Suka-Duka Puasa 18 Jam di Paris, Seperti Apa?

Daniel Ngantung - wolipop Sabtu, 09 Jun 2018 10:50 WIB
Foto: Daniel Ngantung/Wolipop Foto: Daniel Ngantung/Wolipop

Paris - Tidak seperti di negara sendiri, berpuasa di negara lain tentu berbeda rasanya. Apalagi jika waktu puasanya lebih panjang sampai 18 jam seperti di Paris, Prancis. Bagaimana suka-dukanya?

Di sela kunjungan ke Paris bersama rombongan Bakti Budaya Djarum Foundation, Rabu (6/6/2018), Wolipop sempat bertemu dengan Sofi, Achi, dan Yuna, warga Indonesia yang sedang menjalani studi di universitas berbeda di Paris dan sekitarnya.

Diakui Sofi, berbulan Ramadan di Prancis memang tak mudah mengingat waktu puasa yang lebih panjang. Ibadah puasa dimulai dengan sahur sekitar pukul 03.30, lalu berlanjut sampai waktu berbuka pada pukul 21.50.

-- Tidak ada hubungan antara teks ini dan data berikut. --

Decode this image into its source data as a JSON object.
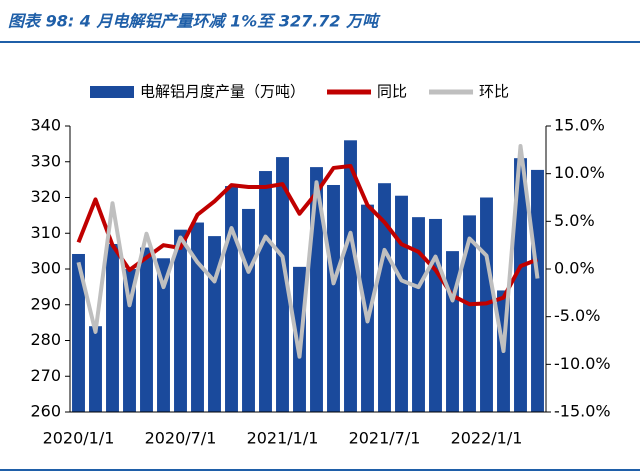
{
  "chart_data": {
    "type": "bar_line",
    "title": "图表 98:  4 月电解铝产量环减 1%至 327.72 万吨",
    "categories": [
      "2020/1/1",
      null,
      null,
      null,
      null,
      null,
      "2020/7/1",
      null,
      null,
      null,
      null,
      null,
      "2021/1/1",
      null,
      null,
      null,
      null,
      null,
      "2021/7/1",
      null,
      null,
      null,
      null,
      null,
      "2022/1/1",
      null,
      null,
      null
    ],
    "series": [
      {
        "name": "电解铝月度产量（万吨）",
        "color": "#1a4a9c",
        "type": "bar",
        "values": [
          304.2,
          284,
          307,
          300,
          306,
          303,
          311,
          313,
          309.2,
          323.2,
          316.8,
          327.4,
          331.3,
          300.6,
          328.5,
          323.5,
          336,
          318,
          324,
          320.5,
          314.5,
          314,
          305,
          315,
          320,
          294,
          331,
          327.72
        ]
      },
      {
        "name": "同比",
        "color": "#c00000",
        "type": "line",
        "axis": "y2",
        "values": [
          2.8,
          7.3,
          2.5,
          -0.1,
          1.2,
          2.5,
          2.2,
          5.7,
          7.1,
          8.8,
          8.6,
          8.6,
          8.9,
          5.8,
          8.0,
          10.6,
          10.8,
          6.7,
          4.9,
          2.6,
          1.8,
          -0.1,
          -2.8,
          -3.7,
          -3.6,
          -3.0,
          0.3,
          1.0
        ]
      },
      {
        "name": "环比",
        "color": "#bfbfbf",
        "type": "line",
        "axis": "y2",
        "values": [
          0.7,
          -6.6,
          6.9,
          -3.8,
          3.7,
          -1.9,
          3.3,
          0.7,
          -1.3,
          4.3,
          -0.3,
          3.4,
          1.3,
          -9.2,
          9.1,
          -1.5,
          3.8,
          -5.5,
          2.0,
          -1.2,
          -1.9,
          1.3,
          -3.3,
          3.2,
          1.4,
          -8.6,
          12.9,
          -1.0
        ]
      }
    ],
    "ylim": [
      260,
      340
    ],
    "yticks": [
      260,
      270,
      280,
      290,
      300,
      310,
      320,
      330,
      340
    ],
    "y2lim": [
      -15,
      15
    ],
    "y2ticks": [
      {
        "value": -15,
        "label": "-15.0%"
      },
      {
        "value": -10,
        "label": "-10.0%"
      },
      {
        "value": -5,
        "label": "-5.0%"
      },
      {
        "value": 0,
        "label": "0.0%"
      },
      {
        "value": 5,
        "label": "5.0%"
      },
      {
        "value": 10,
        "label": "10.0%"
      },
      {
        "value": 15,
        "label": "15.0%"
      }
    ]
  }
}
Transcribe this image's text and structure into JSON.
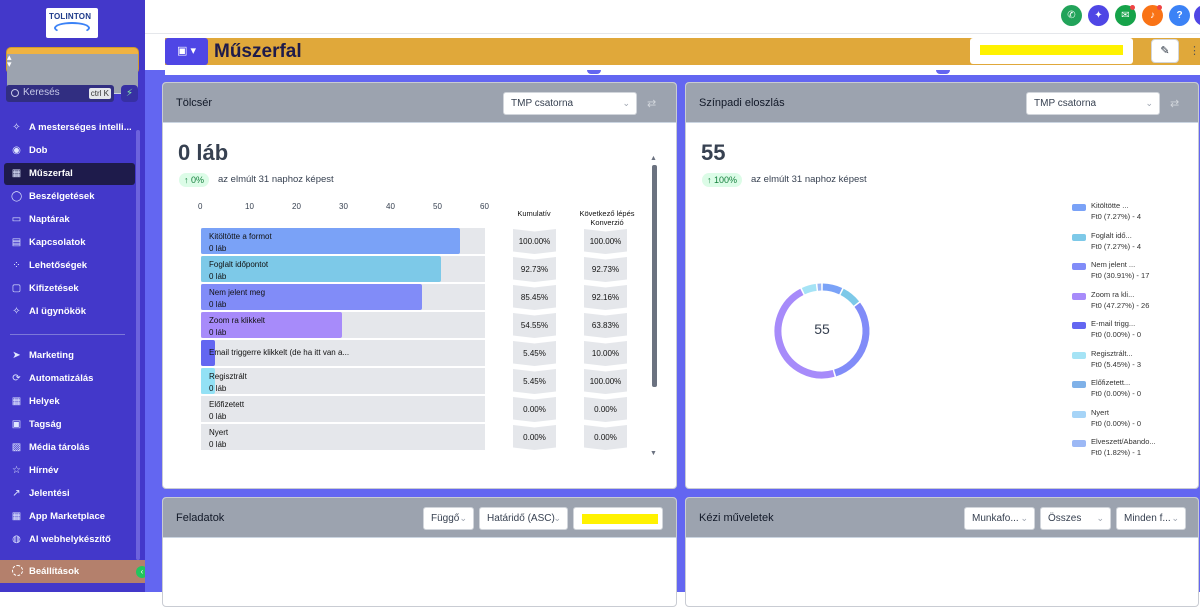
{
  "logo": {
    "text": "TOLINTON"
  },
  "search": {
    "placeholder": "Keresés",
    "shortcut": "ctrl K"
  },
  "nav": [
    {
      "label": "A mesterséges intelli...",
      "icon": "sparkle-icon"
    },
    {
      "label": "Dob",
      "icon": "radio-icon"
    },
    {
      "label": "Műszerfal",
      "icon": "dashboard-icon"
    },
    {
      "label": "Beszélgetések",
      "icon": "chat-icon"
    },
    {
      "label": "Naptárak",
      "icon": "calendar-icon"
    },
    {
      "label": "Kapcsolatok",
      "icon": "contacts-icon"
    },
    {
      "label": "Lehetőségek",
      "icon": "opportunities-icon"
    },
    {
      "label": "Kifizetések",
      "icon": "payments-icon"
    },
    {
      "label": "AI ügynökök",
      "icon": "sparkle-icon"
    },
    {
      "label": "Marketing",
      "icon": "send-icon"
    },
    {
      "label": "Automatizálás",
      "icon": "automation-icon"
    },
    {
      "label": "Helyek",
      "icon": "sites-icon"
    },
    {
      "label": "Tagság",
      "icon": "membership-icon"
    },
    {
      "label": "Média tárolás",
      "icon": "image-icon"
    },
    {
      "label": "Hírnév",
      "icon": "star-icon"
    },
    {
      "label": "Jelentési",
      "icon": "trend-icon"
    },
    {
      "label": "App Marketplace",
      "icon": "grid-icon"
    },
    {
      "label": "AI webhelykészítő",
      "icon": "globe-icon"
    }
  ],
  "settings": {
    "label": "Beállítások"
  },
  "page": {
    "title": "Műszerfal"
  },
  "funnel": {
    "title": "Tölcsér",
    "select": "TMP csatorna",
    "big": "0 láb",
    "change": "↑ 0%",
    "compare": "az elmúlt 31 naphoz képest",
    "axis": [
      "0",
      "10",
      "20",
      "30",
      "40",
      "50",
      "60"
    ],
    "col1": "Kumulatív",
    "col2": "Következő lépés Konverzió",
    "rows": [
      {
        "name": "Kitöltötte a formot",
        "sub": "0 láb",
        "bar": 55,
        "cum": "100.00%",
        "next": "100.00%",
        "color": "#7aa2f7"
      },
      {
        "name": "Foglalt időpontot",
        "sub": "0 láb",
        "bar": 51,
        "cum": "92.73%",
        "next": "92.73%",
        "color": "#7dc9e8"
      },
      {
        "name": "Nem jelent meg",
        "sub": "0 láb",
        "bar": 47,
        "cum": "85.45%",
        "next": "92.16%",
        "color": "#818cf8"
      },
      {
        "name": "Zoom ra klikkelt",
        "sub": "0 láb",
        "bar": 30,
        "cum": "54.55%",
        "next": "63.83%",
        "color": "#a78bfa"
      },
      {
        "name": "Email triggerre klikkelt (de ha itt van a...",
        "sub": "",
        "bar": 3,
        "cum": "5.45%",
        "next": "10.00%",
        "color": "#6366f1"
      },
      {
        "name": "Regisztrált",
        "sub": "0 láb",
        "bar": 3,
        "cum": "5.45%",
        "next": "100.00%",
        "color": "#93e1f5"
      },
      {
        "name": "Előfizetett",
        "sub": "0 láb",
        "bar": 0,
        "cum": "0.00%",
        "next": "0.00%",
        "color": "#7aa2f7"
      },
      {
        "name": "Nyert",
        "sub": "0 láb",
        "bar": 0,
        "cum": "0.00%",
        "next": "0.00%",
        "color": "#93c5fd"
      }
    ]
  },
  "stage": {
    "title": "Színpadi eloszlás",
    "select": "TMP csatorna",
    "big": "55",
    "change": "↑ 100%",
    "compare": "az elmúlt 31 naphoz képest",
    "center": "55",
    "legend": [
      {
        "a": "Kitöltötte ...",
        "b": "Ft0 (7.27%) - 4",
        "color": "#7aa2f7",
        "count": 4
      },
      {
        "a": "Foglalt idő...",
        "b": "Ft0 (7.27%) - 4",
        "color": "#7dc9e8",
        "count": 4
      },
      {
        "a": "Nem jelent ...",
        "b": "Ft0 (30.91%) - 17",
        "color": "#818cf8",
        "count": 17
      },
      {
        "a": "Zoom ra kli...",
        "b": "Ft0 (47.27%) - 26",
        "color": "#a78bfa",
        "count": 26
      },
      {
        "a": "E-mail trigg...",
        "b": "Ft0 (0.00%) - 0",
        "color": "#6366f1",
        "count": 0
      },
      {
        "a": "Regisztrált...",
        "b": "Ft0 (5.45%) - 3",
        "color": "#a5e3f5",
        "count": 3
      },
      {
        "a": "Előfizetett...",
        "b": "Ft0 (0.00%) - 0",
        "color": "#7fb1e8",
        "count": 0
      },
      {
        "a": "Nyert",
        "b": "Ft0 (0.00%) - 0",
        "color": "#a6d4f7",
        "count": 0
      },
      {
        "a": "Elveszett/Abando...",
        "b": "Ft0 (1.82%) - 1",
        "color": "#9cb8f5",
        "count": 1
      }
    ]
  },
  "tasks": {
    "title": "Feladatok",
    "filters": [
      "Függő",
      "Határidő (ASC)"
    ]
  },
  "manual": {
    "title": "Kézi műveletek",
    "filters": [
      "Munkafo...",
      "Összes",
      "Minden f..."
    ]
  }
}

"Selain panjang, timing juga kurang pas karena beberapa tahun terakhir ramadan berbarengan sama ujian," ujar Sofi yang sudah lima tahun tinggal di Paris.

Suka-Duka Puasa 18 Jam di Paris, Seperti Apa?Foto: Daniel Ngantung/Wolipop
Sementara itu, bagi Achi, tantangan yang dirasakan adalah waktu berbuka dan sahur yang hampir berdekatan. Konsekuensinya, jam tidur yang berkurang. "Kadang suka nggak tidur karena takut kebablasan," tambah Achi.

Walau waktunya lebih panjang, ibadah puasa harus tetap dilaksanakan. Agar tak terasa berat, Yuna justru menyiasatinya dengan memperbanyak kegiatan sepanjang hari. "Capek sih, tapi bikin lupa kalau lagi puasa," kata mahasiswi manajemen internasional ini.

Seperti Indonesia, tradisi 'ngabuburit' juga mereka lakukan. Sembari menunggu waktu berbuka, mereka biasanya menghabiskan waktu bersama warga Indonesia di taman atau tempat wisata.

Terlepas dari segala tantangannya, puasa di negeri orang juga membawa sukacita tersendiri. Ketiga mahasiswi ini sangat menikmati momen-momen berbuka puasa di masjid.

"Ada takjil gratis yang bentuknya seperti samosa gitu. Kebanyakan buatan orang Algeria karena mereka yang biasanya mengurus masjid-masjid di sini. Kami juga bisa kenalanan sama orang-orang dari berbagai negara," kata Achi.